Orville K. Johnson, 79, has stood at this intersection almost every morning for more than 20 years, smiling and waving at traffic.
"I don’t know their names, but I know their faces, and they remember me," Johnson said. "Sometimes I walk down Market Street in the summer, and people come up to me and say, ‘Man, let me shake your hand!"
The tradition started when Johnson would walk his German shepherd, Gunda, near the Maryland School for the Deaf. Children on school buses would wave at the dog and Johnson would clap his hands to make Gunda do tricks for them.
After Gunda’s death, Johnson continued the tradition with Nova, another pedigreed German shepherd. When Nova died in the early ’90s, the "most famous dog in Frederick" and her master made front-page news. Even without Nova by Johnson’s side, however, morning drivers made it clear they wanted him to keep on waving. He’s been there ever since.

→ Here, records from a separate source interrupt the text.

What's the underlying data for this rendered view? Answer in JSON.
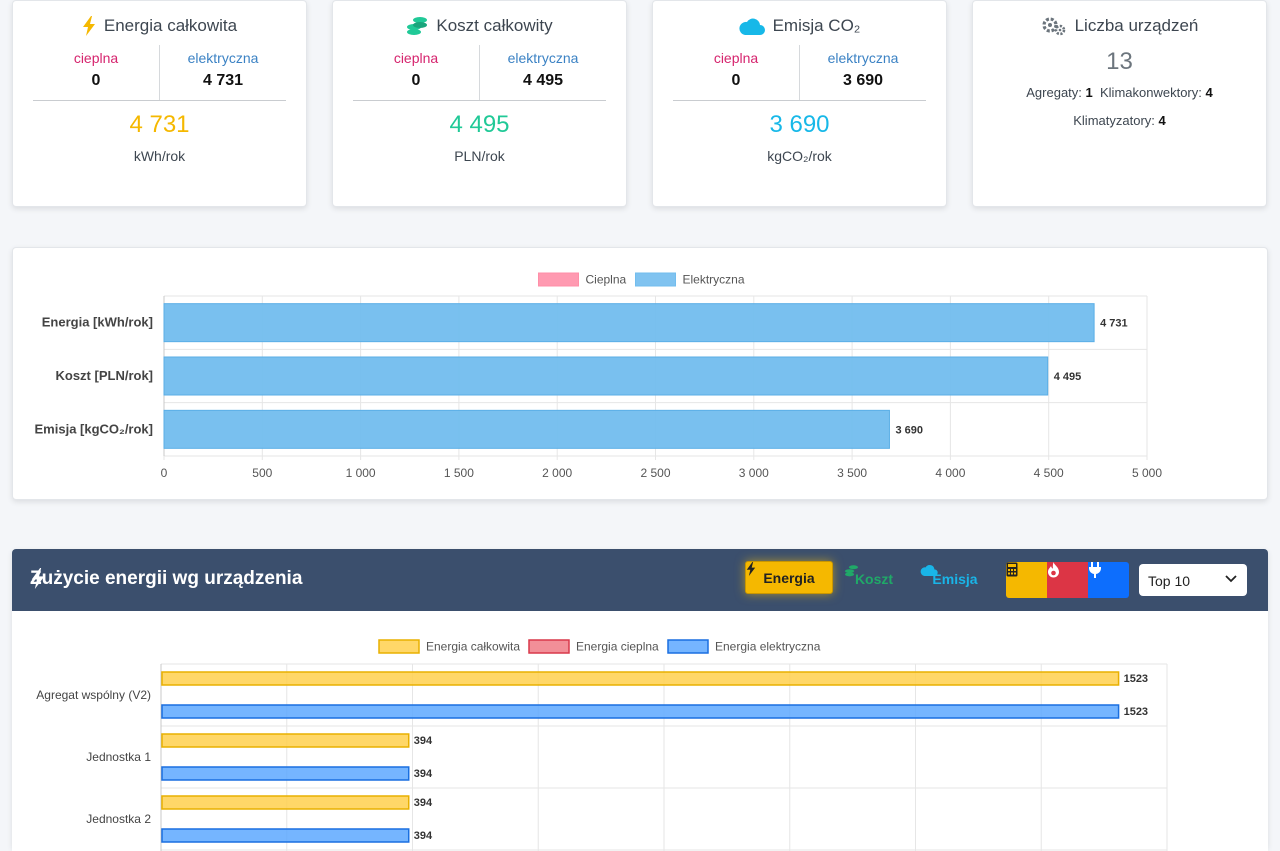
{
  "stats": {
    "energy": {
      "title": "Energia całkowita",
      "heat_label": "cieplna",
      "heat_value": "0",
      "elec_label": "elektryczna",
      "elec_value": "4 731",
      "total": "4 731",
      "unit": "kWh/rok",
      "color": "#f5b800"
    },
    "cost": {
      "title": "Koszt całkowity",
      "heat_label": "cieplna",
      "heat_value": "0",
      "elec_label": "elektryczna",
      "elec_value": "4 495",
      "total": "4 495",
      "unit": "PLN/rok",
      "color": "#20c997"
    },
    "emission": {
      "title": "Emisja CO₂",
      "heat_label": "cieplna",
      "heat_value": "0",
      "elec_label": "elektryczna",
      "elec_value": "3 690",
      "total": "3 690",
      "unit": "kgCO₂/rok",
      "color": "#17b8e8"
    },
    "devices": {
      "title": "Liczba urządzeń",
      "total": "13",
      "aggregates_label": "Agregaty:",
      "aggregates_value": "1",
      "fancoils_label": "Klimakonwektory:",
      "fancoils_value": "4",
      "ac_label": "Klimatyzatory:",
      "ac_value": "4"
    }
  },
  "chart_data": [
    {
      "type": "bar",
      "orientation": "horizontal",
      "stacked": true,
      "categories": [
        "Energia [kWh/rok]",
        "Koszt [PLN/rok]",
        "Emisja [kgCO₂/rok]"
      ],
      "series": [
        {
          "name": "Cieplna",
          "values": [
            0,
            0,
            0
          ],
          "color": "#ff8fa8"
        },
        {
          "name": "Elektryczna",
          "values": [
            4731,
            4495,
            3690
          ],
          "color": "#72bdee"
        }
      ],
      "data_labels": [
        "4 731",
        "4 495",
        "3 690"
      ],
      "xlim": [
        0,
        5000
      ],
      "xticks": [
        0,
        500,
        1000,
        1500,
        2000,
        2500,
        3000,
        3500,
        4000,
        4500,
        5000
      ],
      "xtick_labels": [
        "0",
        "500",
        "1 000",
        "1 500",
        "2 000",
        "2 500",
        "3 000",
        "3 500",
        "4 000",
        "4 500",
        "5 000"
      ],
      "legend": "top",
      "grid": true
    },
    {
      "type": "bar",
      "orientation": "horizontal",
      "categories": [
        "Agregat wspólny (V2)",
        "Jednostka 1",
        "Jednostka 2"
      ],
      "series": [
        {
          "name": "Energia całkowita",
          "values": [
            1523,
            394,
            394
          ],
          "color": "#ffd04d"
        },
        {
          "name": "Energia cieplna",
          "values": [
            0,
            0,
            0
          ],
          "color": "#f07b86"
        },
        {
          "name": "Energia elektryczna",
          "values": [
            1523,
            394,
            394
          ],
          "color": "#5da8ff"
        }
      ],
      "xlim": [
        0,
        1600
      ],
      "legend": "top",
      "grid": true
    }
  ],
  "device_panel": {
    "title": "Zużycie energii wg urządzenia",
    "btn_energy": "Energia",
    "btn_cost": "Koszt",
    "btn_emission": "Emisja",
    "select_value": "Top 10"
  }
}
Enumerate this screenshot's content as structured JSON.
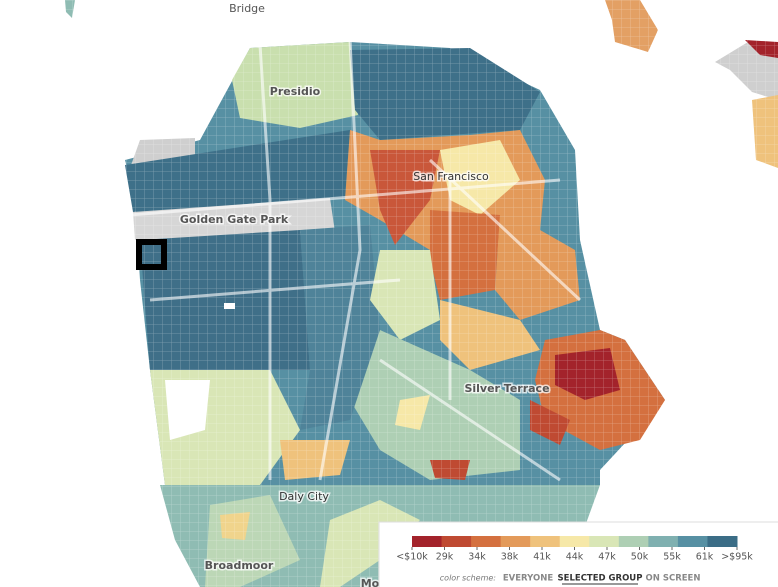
{
  "map": {
    "labels": [
      "Bridge",
      "Presidio",
      "San Francisco",
      "Golden Gate Park",
      "Silver Terrace",
      "Daly City",
      "Broadmoor",
      "Mo"
    ]
  },
  "legend": {
    "labels": [
      "<$10k",
      "29k",
      "34k",
      "38k",
      "41k",
      "44k",
      "47k",
      "50k",
      "55k",
      "61k",
      ">$95k"
    ],
    "colors": [
      "#a3232b",
      "#bf4a32",
      "#d4703f",
      "#e39a5a",
      "#efc27c",
      "#f6e8a8",
      "#d9e6b6",
      "#aecfb4",
      "#7fb0b0",
      "#5790a3",
      "#3b6d86"
    ]
  },
  "color_scheme": {
    "label": "color scheme:",
    "options": [
      "EVERYONE",
      "SELECTED GROUP",
      "ON SCREEN"
    ],
    "selected": 1
  }
}
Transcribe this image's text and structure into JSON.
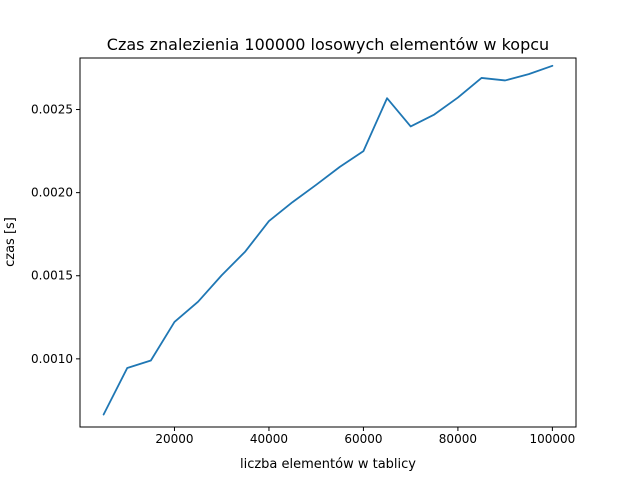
{
  "chart_data": {
    "type": "line",
    "title": "Czas znalezienia 100000 losowych elementów w kopcu",
    "xlabel": "liczba elementów w tablicy",
    "ylabel": "czas [s]",
    "xlim": [
      0,
      105000
    ],
    "ylim": [
      0.00059,
      0.00281
    ],
    "grid": false,
    "x_ticks": [
      20000,
      40000,
      60000,
      80000,
      100000
    ],
    "x_tick_labels": [
      "20000",
      "40000",
      "60000",
      "80000",
      "100000"
    ],
    "y_ticks": [
      0.001,
      0.0015,
      0.002,
      0.0025
    ],
    "y_tick_labels": [
      "0.0010",
      "0.0015",
      "0.0020",
      "0.0025"
    ],
    "series": [
      {
        "color": "#1f77b4",
        "x": [
          5000,
          10000,
          15000,
          20000,
          25000,
          30000,
          35000,
          40000,
          45000,
          50000,
          55000,
          60000,
          65000,
          70000,
          75000,
          80000,
          85000,
          90000,
          95000,
          100000
        ],
        "y": [
          0.000665,
          0.000945,
          0.00099,
          0.001222,
          0.001344,
          0.001503,
          0.001646,
          0.001829,
          0.001943,
          0.002047,
          0.002155,
          0.00225,
          0.002568,
          0.002398,
          0.00247,
          0.002572,
          0.00269,
          0.002675,
          0.002713,
          0.002763
        ]
      }
    ]
  }
}
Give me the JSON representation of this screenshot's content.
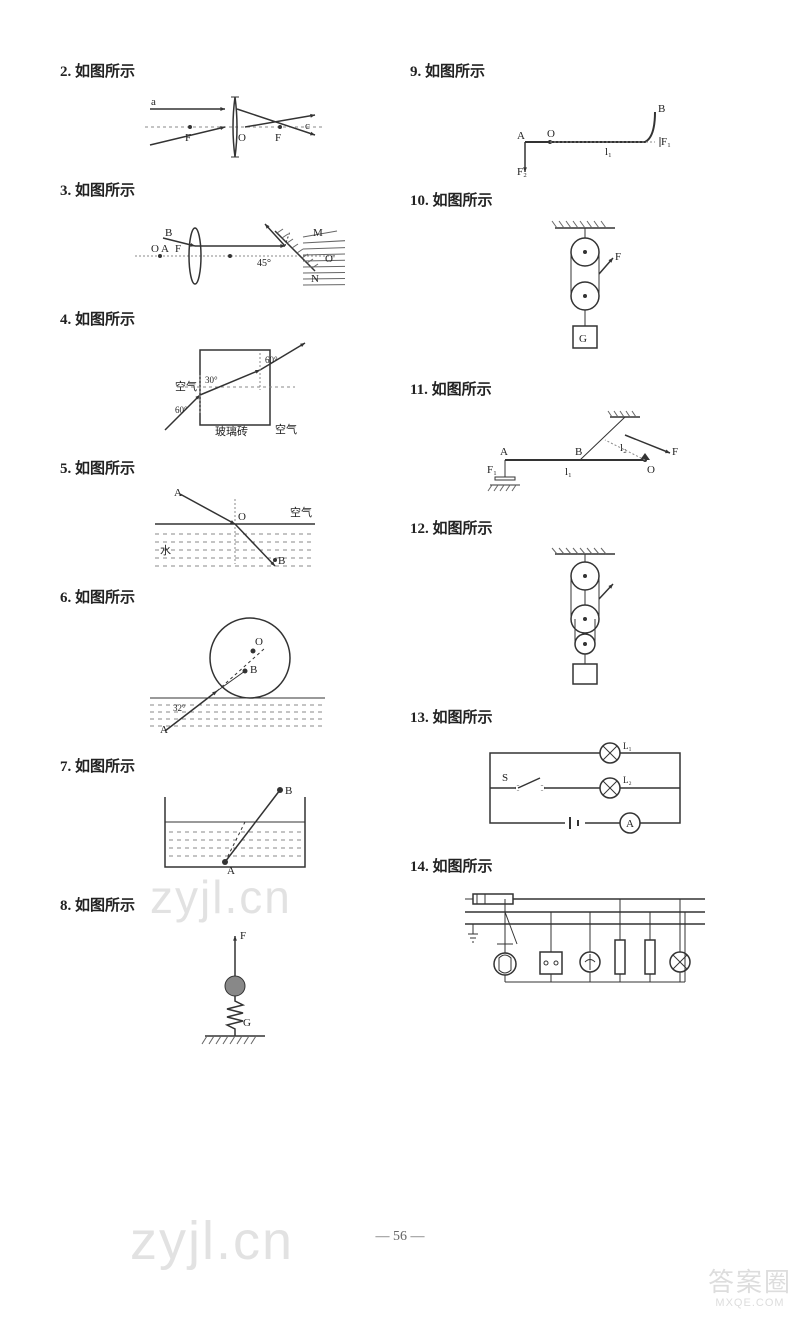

"It’s good for my ego," Johnson said. "See, that’s what’s good for me. When you come out and look forward to people waving and blowing their horns. Laughter’s good for you."Waving and walking the block each morning is also good for his arthritis, he said. But Johnson’s life is more than his morning routine.
He served seven years in the Army before spending 23 years as a professional chef in the nutrition department of the National Institute of Health. When his arthritis forced an early retirement, he took hospitality classes at Hagerstown Junior College and opened his own business, O.K. Johnson Catering, with his wife.
He is a proud father and grandfather, and he owns a mint-green 1969 Pontiac Grand Prix.People who get to know his face sometimes stop and give Johnson gifts, such as cookies, jellies, apple butter and the wooden crucifix that hangs around his neck. When his dogs died, people tried to give him free puppies.
"I’m even out here on holidays," he laughed. "Especially Christmas and Thanksgiving, ’cause I know I’m gonna eat on those days!"
He is only absent when it rains or snows. In the years since he began his ritual, he has learned every detail of his surroundings.